Today, Alberta is a confident glowing professional who is excelling in her field. However, if body shaming was ever a concern, her chosen field doesn’t help matters. Show business, and acting in particular, is built almost entirely on vanity. People will assess you based how you look, what you wear and how you carry yourself. Anyone who has ever been to a movie audition in Nigeria knows that even before talent, casting directors almost always look for a striking face, sexy body or known brand that can sell their products. Alberta agrees.
“I studied Theatre and Performing Arts in school and I must say, it’s not been easy so far. Breaking into the industry is harder than I anticipated due to a lot of industry politics and crazy competition. But I’m not about to give up just yet so keep your eyes glued to your screens.”
While this may be put down to optimism, Alberta is working towards breaking into the industry. With the pressures that come with being in the public eye, I wondered if she was ready for the rigours of an industry that thrives on microscopic assessment of her looks. Her answer was simple, and delivered with a soft laugh. Yes.
“I’m working with a production house called VillageBoi Productions in Kaduna State and I host the talk show Memo. We’ve only just recorded a couple of trial episodes where I interviewed Audu Maikori, the C.E.O. of Chocolate City, Kevin Chuwang Pam who won Big Brother Africa in 2009 and a host of others.
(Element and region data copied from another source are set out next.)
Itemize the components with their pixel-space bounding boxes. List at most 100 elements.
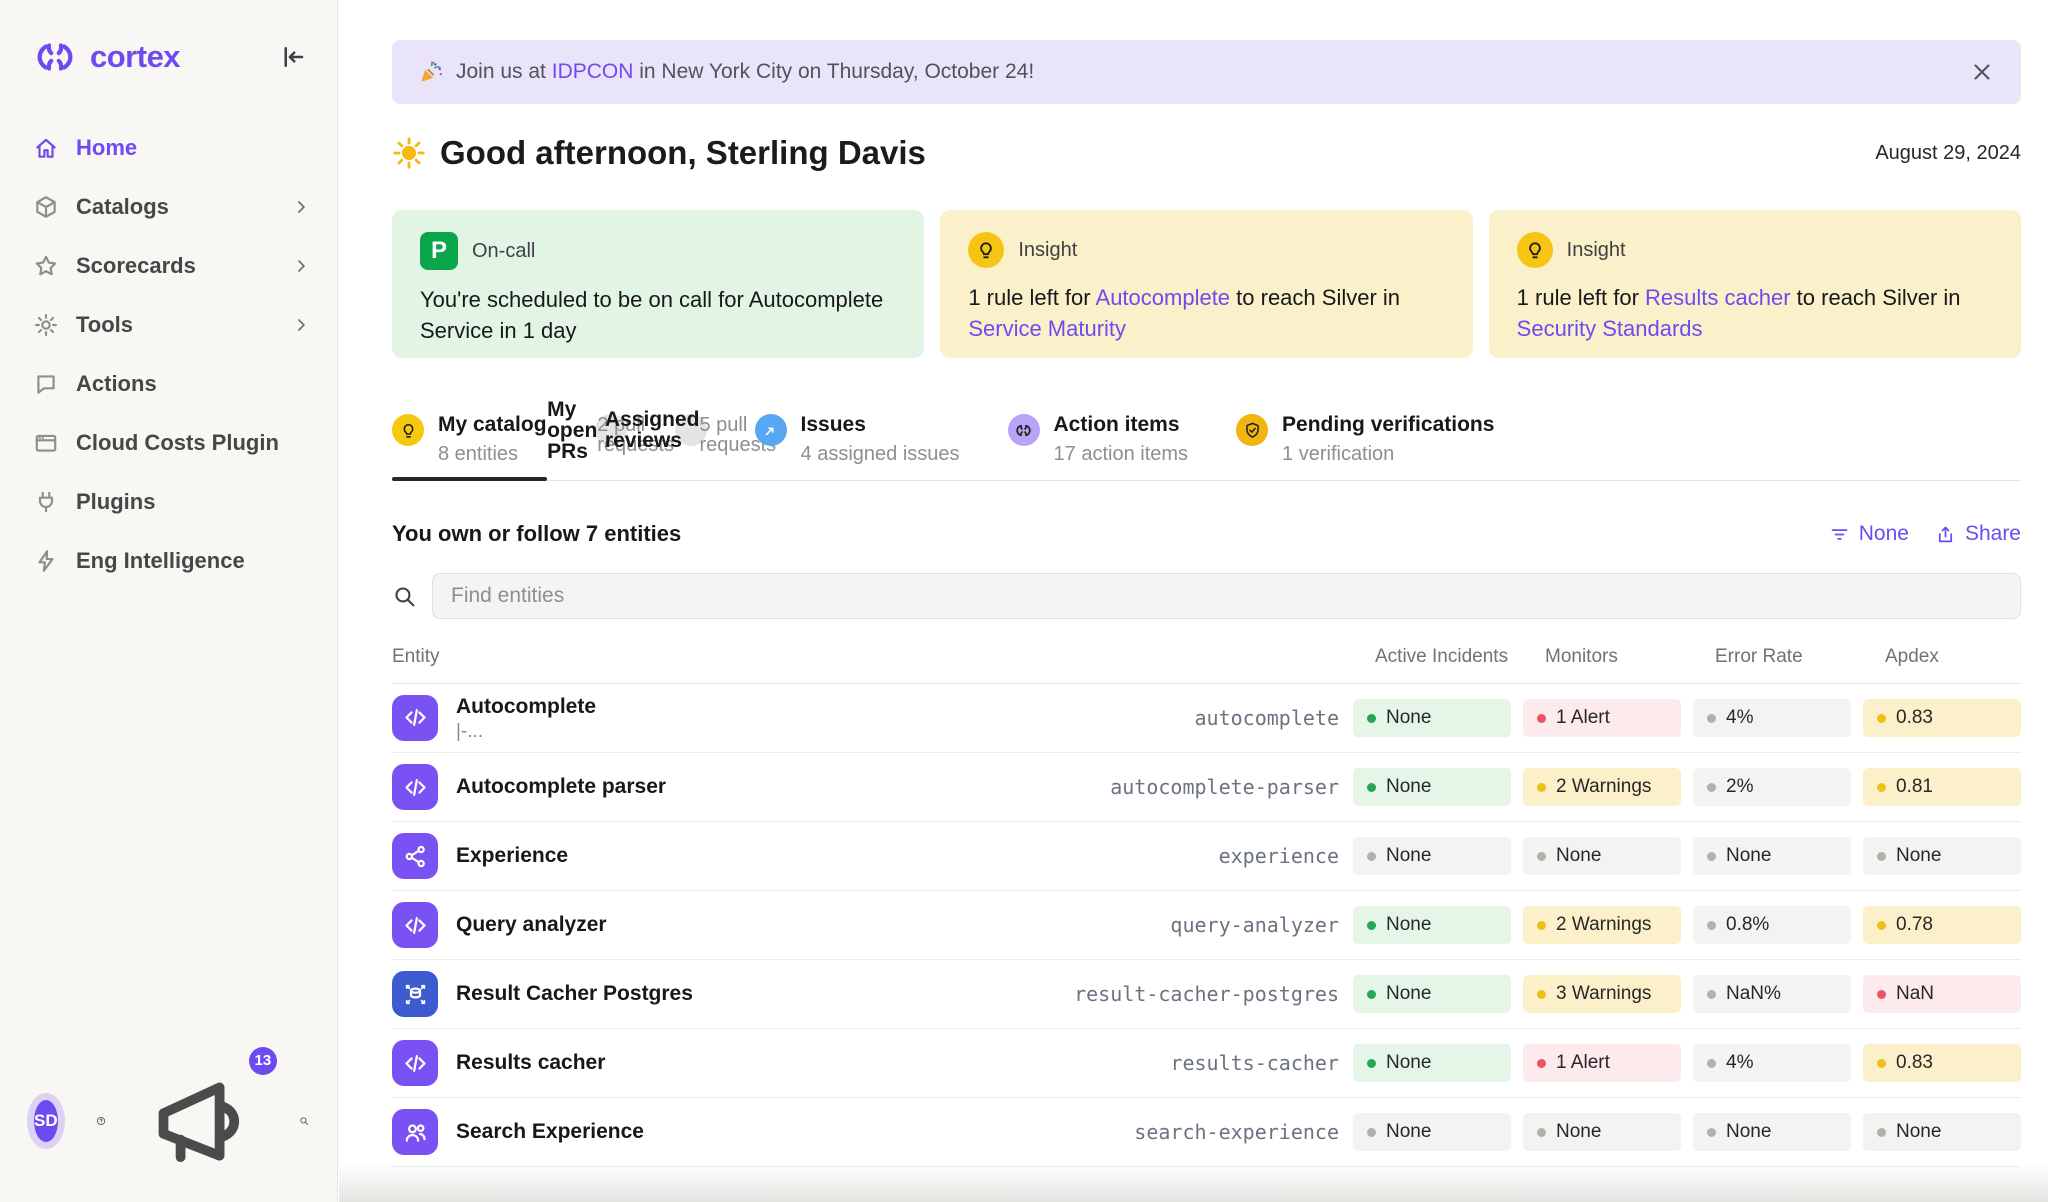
badge-label: 4% [1726, 707, 1753, 729]
card-title: Insight [1567, 239, 1626, 262]
bolt-icon [33, 548, 59, 574]
card-text-part: to reach Silver in [1791, 285, 1961, 310]
entity-name: Results cacher [456, 1051, 605, 1075]
app-window: cortex Home Catalogs Scorecards Tools Ac… [0, 0, 2048, 1202]
card-header: P On-call [420, 232, 896, 270]
sidebar-footer: SD 13 [0, 1063, 337, 1180]
card-text-part: 1 rule left for [968, 285, 1095, 310]
code-entity-icon [392, 695, 438, 741]
tab-count: 8 entities [438, 444, 547, 464]
sidebar-item-label: Actions [76, 371, 157, 397]
chevron-right-icon [291, 197, 311, 217]
banner-link[interactable]: IDPCON [552, 60, 634, 83]
banner-close-icon[interactable] [1969, 59, 1995, 85]
sidebar-nav: Home Catalogs Scorecards Tools Actions C… [0, 118, 337, 590]
window-icon [33, 430, 59, 456]
banner-text: Join us at IDPCON in New York City on Th… [456, 60, 1034, 84]
sidebar-item-catalogs[interactable]: Catalogs [0, 177, 337, 236]
badge-label: 0.81 [1896, 776, 1933, 798]
filter-icon [1829, 524, 1850, 545]
card-link[interactable]: Service Maturity [968, 316, 1126, 341]
tab-action-items[interactable]: Action items 17 action items [1008, 414, 1189, 464]
insight-card: Insight 1 rule left for Autocomplete to … [940, 210, 1472, 358]
status-badge: 0.8% [1693, 906, 1851, 944]
table-row[interactable]: Experience experience NoneNoneNoneNone [392, 822, 2021, 891]
card-link[interactable]: Results cacher [1645, 285, 1791, 310]
search-icon [392, 584, 417, 609]
tab-label: My catalog [438, 414, 547, 435]
table-row[interactable]: Results cacher results-cacher None1 Aler… [392, 1029, 2021, 1098]
entity-tag: search-experience [1134, 1120, 1339, 1144]
entity-name: Result Cacher Postgres [456, 982, 693, 1006]
brand-name: cortex [90, 39, 180, 75]
lightbulb-icon [1517, 232, 1553, 268]
sidebar-collapse-button[interactable] [277, 42, 307, 72]
badge-label: NaN% [1726, 983, 1781, 1005]
table-row[interactable]: Query analyzer query-analyzer None2 Warn… [392, 891, 2021, 960]
status-dot-icon [1537, 714, 1546, 723]
tab-my-catalog[interactable]: My catalog 8 entities [392, 414, 547, 464]
badge-label: None [1386, 983, 1431, 1005]
tab-issues[interactable]: Issues 4 assigned issues [755, 414, 960, 464]
status-dot-icon [1537, 1128, 1546, 1137]
pagerduty-icon: P [420, 232, 458, 270]
sidebar-item-cloud-costs-plugin[interactable]: Cloud Costs Plugin [0, 413, 337, 472]
status-dot-icon [1877, 1059, 1886, 1068]
sidebar-item-home[interactable]: Home [0, 118, 337, 177]
cortex-icon [1008, 414, 1040, 446]
lightbulb-icon [968, 232, 1004, 268]
table-row[interactable]: Autocomplete |-... autocomplete None1 Al… [392, 684, 2021, 753]
badge-label: 2% [1726, 776, 1753, 798]
search-input[interactable] [432, 573, 2021, 619]
brand[interactable]: cortex [32, 34, 180, 80]
status-badge: NaN [1863, 975, 2021, 1013]
status-dot-icon [1707, 714, 1716, 723]
status-dot-icon [1367, 1128, 1376, 1137]
sidebar-search-icon[interactable] [299, 1108, 309, 1134]
status-dot-icon [1367, 852, 1376, 861]
status-dot-icon [1707, 1059, 1716, 1068]
sidebar-item-label: Cloud Costs Plugin [76, 430, 279, 456]
share-button[interactable]: Share [1935, 522, 2021, 546]
greeting-row: Good afternoon, Sterling Davis August 29… [392, 134, 2021, 172]
card-link[interactable]: Autocomplete [1096, 285, 1231, 310]
notifications-button[interactable]: 13 [144, 1063, 261, 1180]
status-badge: None [1353, 1113, 1511, 1151]
entity-tag: results-cacher [1170, 1051, 1339, 1075]
status-dot-icon [1537, 852, 1546, 861]
entities-table: Autocomplete |-... autocomplete None1 Al… [392, 684, 2021, 1167]
card-link[interactable]: Security Standards [1517, 316, 1703, 341]
tab-assigned-reviews[interactable]: Assigned reviews 5 pull requests [675, 414, 707, 464]
insight-card: Insight 1 rule left for Results cacher t… [1489, 210, 2021, 358]
greeting-text: Good afternoon, Sterling Davis [440, 134, 926, 172]
sidebar-item-plugins[interactable]: Plugins [0, 472, 337, 531]
entity-name: Query analyzer [456, 913, 607, 937]
sidebar-item-tools[interactable]: Tools [0, 295, 337, 354]
entity-name: Experience [456, 844, 568, 868]
status-dot-icon [1367, 714, 1376, 723]
current-date: August 29, 2024 [1875, 134, 2021, 165]
card-header: Insight [968, 232, 1444, 268]
entity-name: Autocomplete parser [456, 775, 666, 799]
chevron-right-icon [291, 315, 311, 335]
table-row[interactable]: Search Experience search-experience None… [392, 1098, 2021, 1167]
card-text-part: You're scheduled to be on call for Autoc… [420, 287, 883, 343]
main-content: Join us at IDPCON in New York City on Th… [339, 0, 2048, 1202]
table-row[interactable]: Autocomplete parser autocomplete-parser … [392, 753, 2021, 822]
entity-description: |-... [456, 722, 596, 741]
status-dot-icon [1367, 783, 1376, 792]
card-body: 1 rule left for Results cacher to reach … [1517, 282, 1993, 344]
entity-tag: autocomplete [1195, 706, 1340, 730]
tab-pending-verifications[interactable]: Pending verifications 1 verification [1236, 414, 1494, 464]
help-icon[interactable] [96, 1108, 106, 1134]
status-badge: None [1863, 837, 2021, 875]
brand-row: cortex [0, 0, 337, 80]
filter-button[interactable]: None [1829, 522, 1909, 546]
sidebar-item-actions[interactable]: Actions [0, 354, 337, 413]
badge-label: 0.83 [1896, 707, 1933, 729]
table-row[interactable]: Result Cacher Postgres result-cacher-pos… [392, 960, 2021, 1029]
sidebar-item-scorecards[interactable]: Scorecards [0, 236, 337, 295]
sun-icon [392, 136, 426, 170]
sidebar-item-eng-intelligence[interactable]: Eng Intelligence [0, 531, 337, 590]
avatar[interactable]: SD [34, 1100, 58, 1142]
We are still working on improving our content and eventually airing it.
“I have also done some movies like “Done and Out” directed by Orunchukwu Elueche – a student project for an acting course I did with High Definition Film Academy, Abuja, “The C.A.” directed by Emeka Loveday where I starred alongside Nollywood actor Ujams Cbriel, “Diary Of the Triplets” directed by Bright Wonder Obasi which starred Nollywood actors like Kalu Ikeagwu, Chucks Chyke, Iyke Adiele, Osas Iyamu, Maksat Ankpe Adiele and a host of others. I also do Radio drama with BBC Media Action (Story Story) where I play the character Nana.”
Clearly her hands are quite full! Alberta still wants to use her body shaming experience to help children through child psychology. She remembers how loving her family – her father, mother, brother and four sisters – were when she was battling some of these issues and wants to replicate some of that love for children going though one or more of these body shaming problems.
Most of us never take a minute to wonder what those statements about people’s looks do to their self-esteem. Maybe if we took that minute, we would understand what it means to deliberately cause someone pain and really consider the consequences. Not everyone can recover from those consequences like Alberta did. For those still experiencing those low moments (women in particular), she had a few words.
“Every girl needs to accept themselves for who they are and know that they are beautiful just the way they are; no matter what anyone says. And so long as you have life, you can be and do whatever you want.”